EFFECT OF ATORVASTATIN ON TELOMERE LENGTH, NEUROFILAMENT LIGHT CHAIN (NFL), AND GLIAL FIBRILLARY ACIDIC PROTEIN (GFAP)

Statins are widely used for the prevention of cerebrovascular diseases, exerting pleiotropic effects that include the reduction of inflammation, apoptosis, and oxidative stress. However, the effects of statins on telomere length and blood-based biomarkers remain insufficiently explored. This study aimed to investigate the effect of atorvastatin on longitudinal changes in telomere length, plasma neurofilament light chain (NfL), and glial fibrillary acidic protein (GFAP) levels in patients with atherosclerotic disease without prior statin exposure. This was a single-center, observational, open-label study. A total of 27 participants completed the 6-month follow-up. Atorvastatin was selected as the study drug, and participants received 10 mg or 20 mg daily according to clinical judgement.
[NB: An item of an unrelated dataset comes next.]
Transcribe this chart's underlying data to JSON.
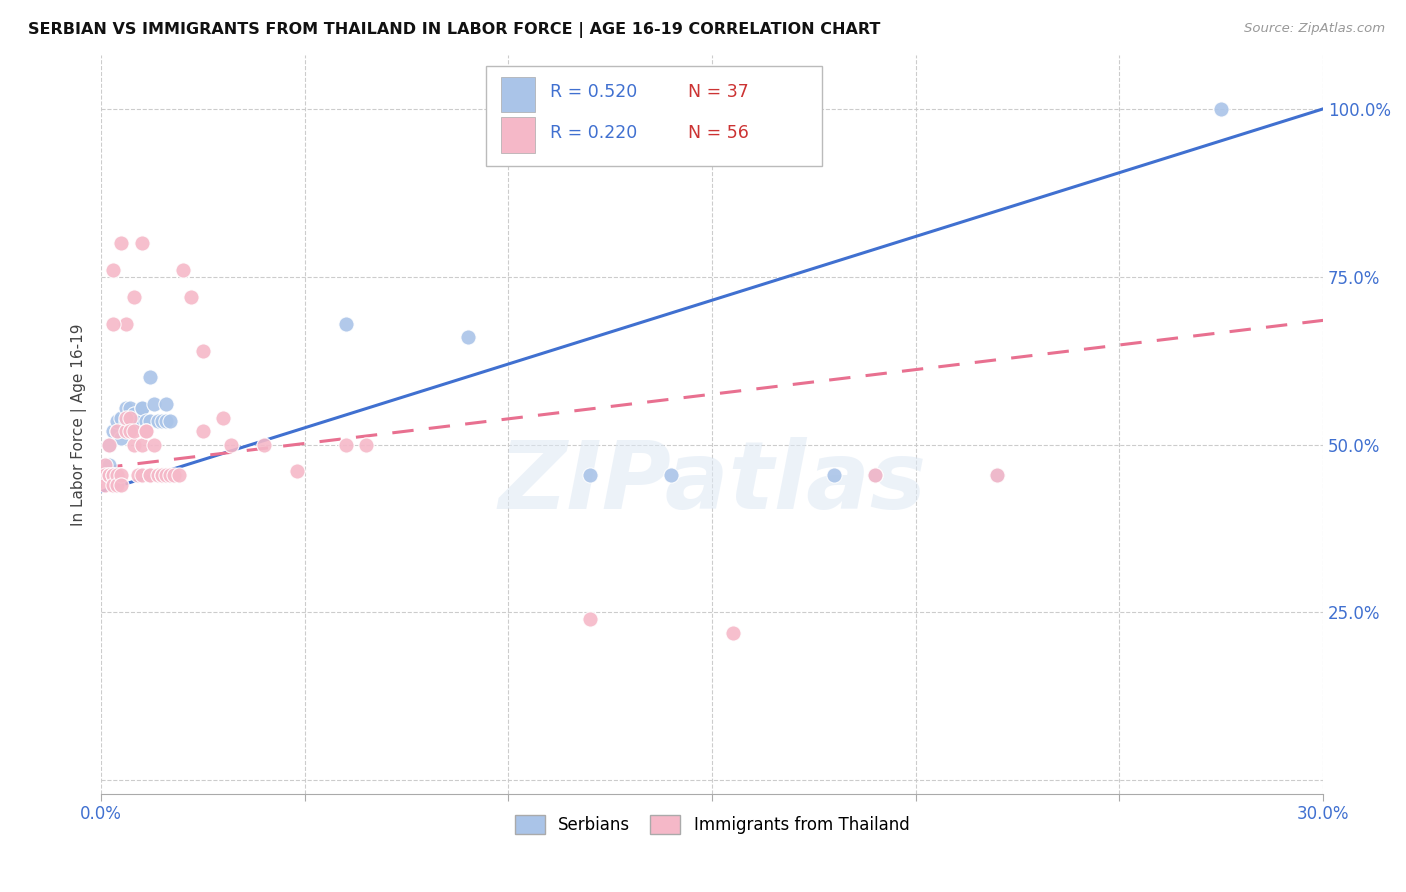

Blood samples were obtained at baseline and after 6 months. Telomere length, plasma NfL, and GFAP levels were measured and compared longitudinally. The primary outcomes were longitudinal changes in telomere length, NfL, and GFAP levels within each group. Over 6 months, NfL levels significantly decreased in the atorvastatin 20 mg group (11.9 to 9.0 pg/mL, p = 0.036), whereas no significant changes were observed in the 10 mg group. GFAP levels decreased, and telomere length increased, although the changes were not statistically significant. In conclusion, moderate-intensity atorvastatin (20 mg) was associated with a reduction in blood NfL levels, suggesting a potential neuroprotective effect on axonal injury in patients. No significant longitudinal changes were observed in GFAP levels or telomere length over the 6 months. These findings warrant confirmation in larger studies to elucidate the role of statins in neurodegenerative disease prevention.